The SMART Yield system, then, is BarnBridge’s latest product. It mitigates the risks of DeFi interest rate volatility via debt-based derivatives. Specifically, SMART Yield works by tranching yields from DeFi debt pools, e.g. Compound’s or Yearn’s. 

These tranches are split into junior tranches, i.e. riskier ERC-20 tokens known as jTokens, and senior tranches, i.e. less-riskier ERC-721 NFTs known as sBONDs. 

How it all works is that junior token holders provide liquidity along with the value that senior bondholders lock within their sBONDs. The liquidity is invested around DeFi accordingly. Both parties profit when the ecosystem’s APYs are high enough, but if they ever sink low enough, senior bondholders are guaranteed returns at the expense of juniors. 

As you can see in the picture above, then, the first USDC sBOND holders are currently enjoying nearly 7% APY, while USDC jToken holders are notching over 11% APY right now.

If you’re interested in joining either of these farms, you’ll need to:

  1. Navigate to the SMART Yield dashboard.

  2. Click on the “Deposit” button on the right side of the USDC panel. You’ll be taken to the Tranche page, where you can select from the junior or senior tranche options. Click the tranche you want, and then press “Next Step.”

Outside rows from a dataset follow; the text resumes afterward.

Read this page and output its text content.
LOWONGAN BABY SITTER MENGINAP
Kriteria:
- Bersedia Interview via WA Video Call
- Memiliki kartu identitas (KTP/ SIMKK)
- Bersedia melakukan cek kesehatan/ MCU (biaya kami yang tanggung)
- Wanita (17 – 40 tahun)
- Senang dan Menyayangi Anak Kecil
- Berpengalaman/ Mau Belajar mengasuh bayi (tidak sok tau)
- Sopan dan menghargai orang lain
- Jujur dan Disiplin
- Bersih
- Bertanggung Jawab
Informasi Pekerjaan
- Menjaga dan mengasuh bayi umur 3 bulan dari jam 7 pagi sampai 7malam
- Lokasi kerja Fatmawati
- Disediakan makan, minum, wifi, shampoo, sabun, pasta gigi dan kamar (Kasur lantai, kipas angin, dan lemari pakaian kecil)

  3. Click on the “Enable token” button and approve the SMART Yield contract with a transaction. Then choose how much USDC you want to deposit and click on the “Deposit” button. 

  4. Once your deposit is confirmed, you’ll receive your jTokens or sBONDs and will start raking in yield. 

BarnBridge has taken audits seriously, so the SMART Yield system should be on the safer side of things as far as DeFi goes. Just remember to never farm with more than you can afford to lose, no matter how safe any project seems.

Today’s Plow of the week goes to DeepDAO, a very cool tool that allows you to explore, rank, and analyze DAOs. Jump in and explore DAOs AUM, number of members, token holders, and more!

There’s really no telling if DeFi’s about to burst through a $50B TVL, continue its recent sideways chop, or start to acutely draw down. That’s just being fair. At the same time, the possibilities and opportunities in this ecosystem are as wide open as ever. That’s why we farm. These are our pastures, they’re promising, and we’re making the most of them. We just have to keep doing so smartly!

All info in this newsletter is purely educational and should only be used to inform your own research. We're not offering investment advice, endorsement of any project or approach, or promise of any outcome. This is prepared using public information and couldn't possibly account for anyone's specific goals or financial situation. Be careful and keep up the honest work!